Krone, a deputy Park County prosecuting attorney, took issue with the fact that two years was the most someone could get for repeated impaired driving, even if it was, say, a 12th offense.

“This bill is aimed mainly at the repeat offenders, what I would call hard-core offenders, that we are seeing more and more in the court systems — folks that are having five, six, seven DUIs,” Krone said on the House floor.

“This allows the court to take those individuals off the streets for an extended period of time,” he said.

Additionally, Krone said the longer maximum also enables longer terms of probation, allowing judges to ensure an individual completes an intense drug treatment.

House Speaker Ed Buchanan, R-Torrington, leant his support to the bill on the floor. With the two-year maximum, he said it was a “kind of a waste of money” and “kind of defeats the whole purpose” to order repeat offenders to complete lengthy treatment programs.

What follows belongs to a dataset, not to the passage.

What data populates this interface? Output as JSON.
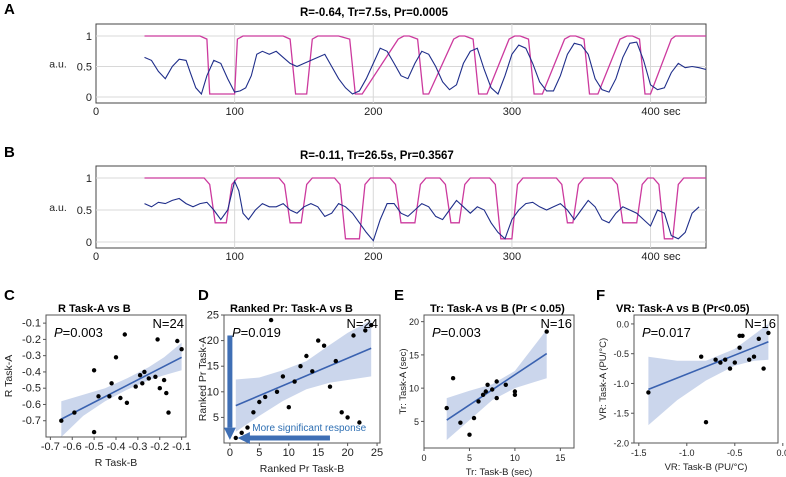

“By the time they get there (to prison), they’re not going to be there long enough to complete the program,” Buchanan said.

The bill passed the House on a 58-0 vote and the Senate 26-4.

After signing the bill, Gov. Mead called the legislation a “good first step” in addressing Wyoming’s drunk driving problem.

The former federal prosecutor said he’d also like to see enhanced penalties for higher blood alcohol content levels.

“It’s just much more dangerous,” Mead said of the difference between a .10 percent blood alcohol level and, say, a .25 or .28 percent level.

Statewide, there were 28 individuals sentenced to prison for a fourth DUI in 2011, 34 in 2010 and 27 sentenced in 2009.

A Tribune review of Park County District Court records showed at least six convictions under the statute in 2011. For a Montana man arrested in August, it was his sixth such offense in five years; for a Cody man arrested in July, it ended up as the eighth conviction of his life. The Treasure State resident received 19 to 22 months; the Codyite received 20 months to two years.

Another half-dozen cases alleging fourth DUIs are currently pending in Park County’s District Court from arrests in 2011 and 2012.

The increased potential penalty will apply only to individuals arrested after July 1, when the law takes effect.

A third drunk driving conviction in 10 years is a misdemeanor punishable by no less than 30 days of jail time and no more than six months.

Mead created a Governor’s Council on Impaired Driving last year to look at possible ways to curtail drunken driving and deaths caused by drunk and impaired drivers.

Wyoming roads saw 157 fatalities related to impaired driving between 2008 and 2010.

Over that three-year period in Park County, there were 18 people killed or seriously injured in crashes involving impaired driving, said Cody Beers, a regional spokesman for the Wyoming Department of Transportation.

Beers also sits on the governor’s impaired driving council.

“It (alcohol) is a major player in highway safety issues,” he said. “And that’s why we’re trying to influence people about making good decisions before they make the decision to drink.”

Beers encourages people to have a contingency plan in place before drinking.

“If you wait until you go to the bar to find a ride home, it’s probably too late in many cases,” he said.